If you need a SQL-capable database-like solution that is file-based and embeddable in your existing Java Virtual Machine processes, Apache Derby is an open-source, zero cost, robust and performant option. You can use it to store structured relational data but in small files that can be deployed right alongside with your solution, such as storing a set of relational master data or configuration settings inside your binary package that is deployed/installed on servers or client machines.
Elasticsearch is a really scalable solution that can fit a lot of needs, but the bigger and/or those needs become, the more understanding & infrastructure you will need for your instance to be running correctly. Elasticsearch is not problem-free - you can get yourself in a lot of trouble if you are not following good practices and/or if are not managing the cluster correctly. Licensing is a big decision point here as Elasticsearch is a middleware component - be sure to read the licensing agreement of the version you want to try before you commit to it. Same goes for long-term support - be sure to keep yourself in the know for this aspect you may end up stuck with an unpatched version for years.
Apache Derby is SMALL. Compared to an enterprise scale system such as MSSQL, it's footprint is very tiny, and it works well as a local database.
The SPEED. I have found that Apache Derby is very fast, given the environment I was developing in.
Based in JAVA (I know that's an obvious thing to say), but Java allows you to write some elegant Object Oriented structures, thus allowing for fast, Agile test cases against the database.
Derby is EASY to implement and can be accessed from a console with little difficulty. Making it appropriate for everything from small embedded systems (i.e. just a bash shell and a little bit of supporting libraries) to massive workstations.
As I mentioned before, Elasticsearch's flexible data model is unparalleled. You can nest fields as deeply as you want, have as many fields as you want, but whatever you want in those fields (as long as it stays the same type), and all of it will be searchable and you don't need to even declare a schema beforehand!
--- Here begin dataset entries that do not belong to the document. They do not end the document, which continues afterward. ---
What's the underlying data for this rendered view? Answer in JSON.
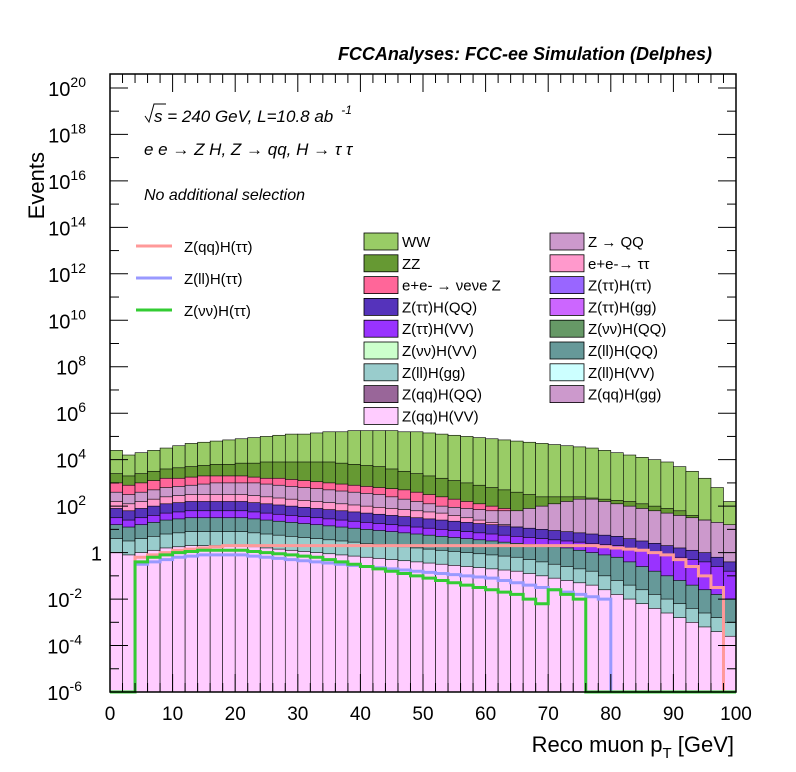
{
  "chart_data": {
    "type": "area",
    "title": "FCCAnalyses: FCC-ee Simulation (Delphes)",
    "xlabel": "Reco muon p",
    "xlabel_sub": "T",
    "xlabel_unit": " [GeV]",
    "ylabel": "Events",
    "xlim": [
      0,
      100
    ],
    "ylim_log10": [
      -6,
      20.6
    ],
    "log_y": true,
    "x_ticks": [
      "0",
      "10",
      "20",
      "30",
      "40",
      "50",
      "60",
      "70",
      "80",
      "90",
      "100"
    ],
    "y_tick_exponents": [
      "20",
      "18",
      "16",
      "14",
      "12",
      "10",
      "8",
      "6",
      "4",
      "2",
      "",
      "-2",
      "-4",
      "-6"
    ],
    "y_tick_one": "1",
    "annotations": {
      "energy": "s = 240 GeV, L=10.8 ab",
      "lumi_exp": "-1",
      "process": "e e → Z H, Z → qq, H → τ τ",
      "selection": "No additional selection"
    },
    "bin_edges": [
      0,
      2,
      4,
      6,
      8,
      10,
      12,
      14,
      16,
      18,
      20,
      22,
      24,
      26,
      28,
      30,
      32,
      34,
      36,
      38,
      40,
      42,
      44,
      46,
      48,
      50,
      52,
      54,
      56,
      58,
      60,
      62,
      64,
      66,
      68,
      70,
      72,
      74,
      76,
      78,
      80,
      82,
      84,
      86,
      88,
      90,
      92,
      94,
      96,
      98,
      100
    ],
    "stack": [
      {
        "name": "WW",
        "color": "#99cc66",
        "log10_top": [
          4.4,
          4.2,
          4.3,
          4.4,
          4.5,
          4.6,
          4.7,
          4.75,
          4.8,
          4.85,
          4.9,
          4.95,
          5.0,
          5.05,
          5.1,
          5.1,
          5.15,
          5.2,
          5.2,
          5.25,
          5.25,
          5.25,
          5.25,
          5.2,
          5.2,
          5.15,
          5.1,
          5.05,
          5.0,
          4.95,
          4.9,
          4.85,
          4.8,
          4.75,
          4.7,
          4.65,
          4.6,
          4.55,
          4.5,
          4.4,
          4.3,
          4.2,
          4.1,
          4.0,
          3.9,
          3.7,
          3.5,
          3.2,
          2.8,
          2.2
        ]
      },
      {
        "name": "ZZ",
        "color": "#669933",
        "log10_top": [
          3.4,
          3.3,
          3.4,
          3.5,
          3.6,
          3.65,
          3.7,
          3.75,
          3.8,
          3.8,
          3.85,
          3.85,
          3.9,
          3.9,
          3.9,
          3.9,
          3.9,
          3.9,
          3.85,
          3.8,
          3.75,
          3.7,
          3.6,
          3.5,
          3.4,
          3.3,
          3.2,
          3.1,
          3.0,
          2.9,
          2.8,
          2.7,
          2.6,
          2.5,
          2.4,
          2.4,
          2.4,
          2.4,
          2.35,
          2.3,
          2.25,
          2.2,
          2.1,
          2.0,
          1.9,
          1.8,
          1.6,
          1.4,
          1.1,
          0.8
        ]
      },
      {
        "name": "e+e- → νeνe Z",
        "color": "#ff6699",
        "log10_top": [
          3.0,
          2.9,
          3.0,
          3.1,
          3.2,
          3.2,
          3.25,
          3.3,
          3.3,
          3.3,
          3.3,
          3.25,
          3.2,
          3.2,
          3.15,
          3.1,
          3.05,
          3.0,
          2.95,
          2.9,
          2.85,
          2.8,
          2.75,
          2.7,
          2.6,
          2.5,
          2.4,
          2.3,
          2.2,
          2.1,
          2.0,
          1.9,
          1.8,
          1.7,
          1.6,
          1.5,
          1.4,
          1.3,
          1.2,
          1.1,
          1.0,
          0.9,
          0.8,
          0.7,
          0.6,
          0.5,
          0.4,
          0.3,
          0.2,
          0.1
        ]
      },
      {
        "name": "Z → QQ",
        "color": "#cc99cc",
        "log10_top": [
          2.6,
          2.5,
          2.6,
          2.7,
          2.8,
          2.85,
          2.9,
          2.95,
          3.0,
          3.0,
          3.0,
          3.0,
          2.95,
          2.9,
          2.85,
          2.8,
          2.75,
          2.7,
          2.65,
          2.6,
          2.55,
          2.5,
          2.4,
          2.3,
          2.2,
          2.1,
          2.0,
          1.95,
          1.9,
          1.85,
          1.8,
          1.8,
          1.8,
          1.9,
          2.0,
          2.1,
          2.2,
          2.3,
          2.3,
          2.2,
          2.1,
          2.0,
          1.9,
          1.8,
          1.7,
          1.6,
          1.5,
          1.4,
          1.3,
          1.2
        ]
      },
      {
        "name": "e+e-→ ττ",
        "color": "#ff99cc",
        "log10_top": [
          2.2,
          2.1,
          2.2,
          2.3,
          2.4,
          2.45,
          2.5,
          2.5,
          2.5,
          2.5,
          2.5,
          2.45,
          2.4,
          2.35,
          2.3,
          2.25,
          2.2,
          2.15,
          2.1,
          2.05,
          2.0,
          1.95,
          1.9,
          1.85,
          1.8,
          1.75,
          1.7,
          1.6,
          1.5,
          1.4,
          1.3,
          1.2,
          1.1,
          1.0,
          0.9,
          0.8,
          0.7,
          0.6,
          0.5,
          0.4,
          0.3,
          0.2,
          0.1,
          0.0,
          -0.2,
          -0.4,
          -0.6,
          -0.8,
          -1.0,
          -1.2
        ]
      },
      {
        "name": "Z(ττ)H(QQ)",
        "color": "#5533bb",
        "log10_top": [
          1.9,
          1.8,
          1.9,
          2.0,
          2.1,
          2.15,
          2.2,
          2.2,
          2.2,
          2.2,
          2.2,
          2.15,
          2.1,
          2.05,
          2.0,
          1.95,
          1.9,
          1.85,
          1.8,
          1.75,
          1.7,
          1.65,
          1.6,
          1.55,
          1.5,
          1.45,
          1.4,
          1.35,
          1.3,
          1.25,
          1.2,
          1.15,
          1.1,
          1.05,
          1.0,
          0.95,
          0.9,
          0.85,
          0.8,
          0.75,
          0.7,
          0.6,
          0.5,
          0.4,
          0.3,
          0.2,
          0.1,
          0.0,
          -0.2,
          -0.4
        ]
      },
      {
        "name": "Z(ττ)H(VV)",
        "color": "#9933ff",
        "log10_top": [
          1.5,
          1.4,
          1.5,
          1.6,
          1.7,
          1.75,
          1.8,
          1.8,
          1.8,
          1.8,
          1.8,
          1.75,
          1.7,
          1.65,
          1.6,
          1.55,
          1.5,
          1.45,
          1.4,
          1.35,
          1.3,
          1.25,
          1.2,
          1.15,
          1.1,
          1.05,
          1.0,
          0.95,
          0.9,
          0.85,
          0.8,
          0.75,
          0.7,
          0.65,
          0.6,
          0.55,
          0.5,
          0.45,
          0.4,
          0.35,
          0.3,
          0.2,
          0.1,
          0.0,
          -0.1,
          -0.2,
          -0.3,
          -0.4,
          -0.6,
          -0.8
        ]
      },
      {
        "name": "Z(ll)H(QQ)",
        "color": "#669999",
        "log10_top": [
          1.2,
          1.1,
          1.2,
          1.3,
          1.4,
          1.45,
          1.5,
          1.5,
          1.5,
          1.5,
          1.5,
          1.45,
          1.4,
          1.35,
          1.3,
          1.25,
          1.2,
          1.15,
          1.1,
          1.05,
          1.0,
          0.95,
          0.9,
          0.85,
          0.8,
          0.75,
          0.7,
          0.65,
          0.6,
          0.55,
          0.5,
          0.45,
          0.4,
          0.35,
          0.3,
          0.25,
          0.2,
          0.1,
          0.0,
          -0.1,
          -0.2,
          -0.4,
          -0.6,
          -0.8,
          -1.0,
          -1.2,
          -1.4,
          -1.6,
          -1.8,
          -2.0
        ]
      },
      {
        "name": "Z(ll)H(gg)",
        "color": "#99cccc",
        "log10_top": [
          0.6,
          0.5,
          0.6,
          0.7,
          0.8,
          0.85,
          0.9,
          0.9,
          0.9,
          0.9,
          0.9,
          0.85,
          0.8,
          0.75,
          0.7,
          0.65,
          0.6,
          0.55,
          0.5,
          0.45,
          0.4,
          0.35,
          0.3,
          0.25,
          0.2,
          0.15,
          0.1,
          0.05,
          0.0,
          -0.05,
          -0.1,
          -0.15,
          -0.2,
          -0.3,
          -0.4,
          -0.5,
          -0.6,
          -0.7,
          -0.8,
          -1.0,
          -1.2,
          -1.4,
          -1.6,
          -1.8,
          -2.0,
          -2.2,
          -2.4,
          -2.6,
          -2.8,
          -3.0
        ]
      },
      {
        "name": "Z(qq)H(VV)",
        "color": "#ffccff",
        "log10_top": [
          0.0,
          -0.1,
          0.0,
          0.1,
          0.2,
          0.25,
          0.3,
          0.3,
          0.3,
          0.3,
          0.3,
          0.25,
          0.2,
          0.15,
          0.1,
          0.05,
          0.0,
          -0.05,
          -0.1,
          -0.15,
          -0.2,
          -0.25,
          -0.3,
          -0.35,
          -0.4,
          -0.45,
          -0.5,
          -0.55,
          -0.6,
          -0.65,
          -0.7,
          -0.75,
          -0.8,
          -0.9,
          -1.0,
          -1.1,
          -1.2,
          -1.3,
          -1.4,
          -1.6,
          -1.8,
          -2.0,
          -2.2,
          -2.4,
          -2.6,
          -2.8,
          -3.0,
          -3.2,
          -3.4,
          -3.6
        ]
      }
    ],
    "legend_extra_fill": [
      {
        "name": "Z(νν)H(VV)",
        "color": "#ccffcc"
      },
      {
        "name": "Z(qq)H(QQ)",
        "color": "#996699"
      },
      {
        "name": "Z(ττ)H(ττ)",
        "color": "#9966ff"
      },
      {
        "name": "Z(ττ)H(gg)",
        "color": "#cc66ff"
      },
      {
        "name": "Z(νν)H(QQ)",
        "color": "#669966"
      },
      {
        "name": "Z(ll)H(VV)",
        "color": "#ccffff"
      },
      {
        "name": "Z(qq)H(gg)",
        "color": "#cc99cc"
      }
    ],
    "signal_lines": [
      {
        "name": "Z(qq)H(ττ)",
        "color": "#ff9999",
        "log10": [
          -6,
          -6,
          -0.2,
          -0.1,
          0.0,
          0.1,
          0.15,
          0.2,
          0.25,
          0.3,
          0.3,
          0.3,
          0.3,
          0.3,
          0.3,
          0.3,
          0.3,
          0.3,
          0.3,
          0.3,
          0.3,
          0.3,
          0.3,
          0.3,
          0.3,
          0.3,
          0.3,
          0.3,
          0.3,
          0.3,
          0.3,
          0.3,
          0.3,
          0.3,
          0.3,
          0.3,
          0.3,
          0.3,
          0.3,
          0.25,
          0.2,
          0.15,
          0.1,
          0.0,
          -0.1,
          -0.3,
          -0.6,
          -1.0,
          -1.5,
          -6
        ]
      },
      {
        "name": "Z(ll)H(ττ)",
        "color": "#9999ff",
        "log10": [
          -6,
          -6,
          -0.5,
          -0.4,
          -0.3,
          -0.2,
          -0.15,
          -0.1,
          -0.1,
          -0.1,
          -0.1,
          -0.15,
          -0.2,
          -0.25,
          -0.3,
          -0.35,
          -0.4,
          -0.45,
          -0.5,
          -0.55,
          -0.6,
          -0.65,
          -0.7,
          -0.75,
          -0.8,
          -0.85,
          -0.9,
          -0.95,
          -1.0,
          -1.05,
          -1.1,
          -1.2,
          -1.3,
          -1.4,
          -1.5,
          -1.6,
          -1.7,
          -1.8,
          -1.9,
          -2.0,
          -6,
          -6,
          -6,
          -6,
          -6,
          -6,
          -6,
          -6,
          -6,
          -6
        ]
      },
      {
        "name": "Z(νν)H(ττ)",
        "color": "#33cc33",
        "log10": [
          -6,
          -6,
          -0.4,
          -0.2,
          -0.1,
          0.0,
          0.05,
          0.1,
          0.1,
          0.1,
          0.1,
          0.05,
          0.0,
          -0.05,
          -0.1,
          -0.15,
          -0.2,
          -0.3,
          -0.4,
          -0.5,
          -0.6,
          -0.7,
          -0.8,
          -0.9,
          -1.0,
          -1.1,
          -1.2,
          -1.3,
          -1.4,
          -1.5,
          -1.6,
          -1.7,
          -1.8,
          -2.0,
          -2.2,
          -1.6,
          -1.8,
          -2.0,
          -6,
          -6,
          -6,
          -6,
          -6,
          -6,
          -6,
          -6,
          -6,
          -6,
          -6,
          -6
        ]
      }
    ]
  }
}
Elastic, the company behind Elasticsearch, is super strong financially and they have a great team of devs and product managers working on Elasticsearch. When I first started using ES 3 years ago, I was 90% impressed and knew it would be a good fit. 3 years later, I am 200% impressed and blown away by how far it has come and gotten even better. If there are features that are missing or you don't think it's fast enough right now, I bet it'll be suitable next year because the team behind it is so dang fast!
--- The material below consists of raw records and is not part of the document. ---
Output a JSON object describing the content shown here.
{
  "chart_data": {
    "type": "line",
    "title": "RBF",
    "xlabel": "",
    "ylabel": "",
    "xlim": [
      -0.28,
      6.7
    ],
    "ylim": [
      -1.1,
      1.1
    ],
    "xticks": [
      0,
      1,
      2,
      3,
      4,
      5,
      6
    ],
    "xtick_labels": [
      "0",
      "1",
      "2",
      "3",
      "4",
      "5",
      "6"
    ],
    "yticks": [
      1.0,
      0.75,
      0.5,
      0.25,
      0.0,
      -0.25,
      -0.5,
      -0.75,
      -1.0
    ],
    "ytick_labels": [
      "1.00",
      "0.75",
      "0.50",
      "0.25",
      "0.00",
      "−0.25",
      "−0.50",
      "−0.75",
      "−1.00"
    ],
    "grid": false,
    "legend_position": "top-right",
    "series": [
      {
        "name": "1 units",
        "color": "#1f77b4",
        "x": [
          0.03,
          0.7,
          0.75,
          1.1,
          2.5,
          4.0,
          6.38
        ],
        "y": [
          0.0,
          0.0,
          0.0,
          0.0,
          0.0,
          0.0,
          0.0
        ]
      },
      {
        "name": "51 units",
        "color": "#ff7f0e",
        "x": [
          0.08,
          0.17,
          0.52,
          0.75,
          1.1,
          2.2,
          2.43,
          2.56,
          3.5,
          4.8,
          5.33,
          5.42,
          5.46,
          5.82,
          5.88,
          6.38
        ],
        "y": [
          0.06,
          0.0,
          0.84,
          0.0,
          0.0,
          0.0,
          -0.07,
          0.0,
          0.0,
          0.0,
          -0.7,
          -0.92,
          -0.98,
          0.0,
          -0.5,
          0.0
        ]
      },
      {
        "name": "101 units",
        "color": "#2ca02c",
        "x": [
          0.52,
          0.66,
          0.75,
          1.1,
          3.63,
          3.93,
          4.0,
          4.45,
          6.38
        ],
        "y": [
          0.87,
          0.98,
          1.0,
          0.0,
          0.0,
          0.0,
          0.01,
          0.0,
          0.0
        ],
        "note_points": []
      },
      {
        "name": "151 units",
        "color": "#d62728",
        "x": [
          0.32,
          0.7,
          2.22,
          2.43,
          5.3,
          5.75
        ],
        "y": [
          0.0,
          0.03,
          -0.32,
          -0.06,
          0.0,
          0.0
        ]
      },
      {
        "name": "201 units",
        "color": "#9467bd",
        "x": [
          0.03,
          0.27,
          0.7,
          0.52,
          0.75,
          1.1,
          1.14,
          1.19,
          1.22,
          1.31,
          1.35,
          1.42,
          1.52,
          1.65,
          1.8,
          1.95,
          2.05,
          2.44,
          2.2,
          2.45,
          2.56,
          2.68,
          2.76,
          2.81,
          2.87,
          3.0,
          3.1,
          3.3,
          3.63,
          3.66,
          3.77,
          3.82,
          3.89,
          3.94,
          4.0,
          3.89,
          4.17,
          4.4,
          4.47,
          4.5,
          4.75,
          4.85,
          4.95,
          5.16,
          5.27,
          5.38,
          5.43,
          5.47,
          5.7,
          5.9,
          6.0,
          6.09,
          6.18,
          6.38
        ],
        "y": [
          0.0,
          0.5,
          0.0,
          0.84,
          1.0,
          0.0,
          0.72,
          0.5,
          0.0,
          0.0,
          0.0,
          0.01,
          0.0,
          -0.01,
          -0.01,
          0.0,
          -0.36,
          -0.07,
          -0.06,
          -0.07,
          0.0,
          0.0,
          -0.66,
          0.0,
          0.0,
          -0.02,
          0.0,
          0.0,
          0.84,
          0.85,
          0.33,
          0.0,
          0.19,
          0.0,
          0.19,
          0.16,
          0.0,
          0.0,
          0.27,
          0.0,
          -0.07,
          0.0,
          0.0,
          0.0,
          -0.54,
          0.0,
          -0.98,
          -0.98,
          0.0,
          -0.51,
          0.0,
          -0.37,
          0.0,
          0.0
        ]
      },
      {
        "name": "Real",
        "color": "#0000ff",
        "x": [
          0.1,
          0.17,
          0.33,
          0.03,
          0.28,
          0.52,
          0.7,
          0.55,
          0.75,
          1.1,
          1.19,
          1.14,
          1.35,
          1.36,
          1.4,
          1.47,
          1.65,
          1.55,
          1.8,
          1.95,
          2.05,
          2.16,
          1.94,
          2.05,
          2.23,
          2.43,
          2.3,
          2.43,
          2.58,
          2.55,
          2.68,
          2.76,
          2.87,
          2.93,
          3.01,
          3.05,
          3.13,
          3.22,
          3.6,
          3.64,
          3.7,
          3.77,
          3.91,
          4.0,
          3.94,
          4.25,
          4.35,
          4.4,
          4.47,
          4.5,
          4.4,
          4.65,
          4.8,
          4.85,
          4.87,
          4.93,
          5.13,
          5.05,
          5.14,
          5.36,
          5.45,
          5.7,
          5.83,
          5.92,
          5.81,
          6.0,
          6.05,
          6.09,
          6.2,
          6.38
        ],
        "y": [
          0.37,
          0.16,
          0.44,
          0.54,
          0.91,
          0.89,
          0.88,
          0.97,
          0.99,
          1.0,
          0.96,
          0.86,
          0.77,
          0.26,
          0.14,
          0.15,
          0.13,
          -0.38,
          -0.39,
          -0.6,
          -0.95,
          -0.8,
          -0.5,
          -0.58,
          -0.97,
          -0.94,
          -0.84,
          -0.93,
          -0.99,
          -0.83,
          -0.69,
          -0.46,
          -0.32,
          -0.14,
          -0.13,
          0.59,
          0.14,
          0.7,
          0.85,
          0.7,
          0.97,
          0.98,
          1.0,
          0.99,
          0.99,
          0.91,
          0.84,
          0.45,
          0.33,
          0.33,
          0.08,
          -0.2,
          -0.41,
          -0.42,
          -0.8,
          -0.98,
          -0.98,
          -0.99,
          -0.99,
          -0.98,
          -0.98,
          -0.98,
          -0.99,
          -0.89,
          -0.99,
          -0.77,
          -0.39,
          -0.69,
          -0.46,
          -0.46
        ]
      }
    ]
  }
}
Elasticsearch is really, really stable. It takes a lot to bring down a cluster. It's self-balancing algorithms, leader-election system, self-healing properties are state of the art. We've never seen network failures or hard-drive corruption or CPU bugs bring down an ES cluster.
To get started with Elasticsearch, you don't have to get very involved in configuring what really is an incredibly complex system under the hood. You simply install the package, run the service, and you're immediately able to begin using it. You don't need to learn any sort of query language to add data to Elasticsearch or perform some basic searching. If you're used to any sort of RESTful API, getting started with Elasticsearch is a breeze. If you've never interacted with a RESTful API directly, the journey may be a little more bumpy. Overall, though, it's incredibly simple to use for what it's doing under the covers.
We've only used it as an opensource tooling. We did not purchase any additional support to roll out the elasticsearch software. When rolling out the application on our platform we've used the documentation which was available online. During our test phases we did not experience any bugs or issues so we did not rely on support at all.
SQLite is another open-source zero-cost file-based SQL-capable database solution and is a good alternative to Apache Derby, especially for non-Java-based solutions. We chose Apache Derby as it is Java-based, and so is the solution we embedded it in. However, SQLite has a similar feature set and is widely used in the industry to serve the same purposes for native solutions such as C or C++-based products.
As far as we are concerned, Elasticsearch is the gold standard and we have barely evaluated any alternatives. You could consider it an alternative to a relational or NoSQL database, so in cases where those suffice, you don't need Elasticsearch. But if you want powerful text-based search capabilities across large data sets, Elasticsearch is the way to go.
Being Open source, the resources spent on the purchase of the product are ZERO.
Contrary to popular belief, open source software CAN provide support, provided that the developers/contributors are willing to answer your emails.
Overall, the ROI was positive: being able to experiment with an open source technology that could perform on par with the corporate products was promising, and gave us much information about how to proceed in the future.
We have had great luck with implementing Elasticsearch for our search and analytics use cases.
While the operational burden is not minimal, operating a cluster of servers, using a custom query language, writing Elasticsearch-specific bulk insert code, the performance and the relative operational ease of Elasticsearch are unparalleled.
We've easily saved hundreds of thousands of dollars implementing Elasticsearch vs. RDBMS vs. other no-SQL solutions for our specific set of problems.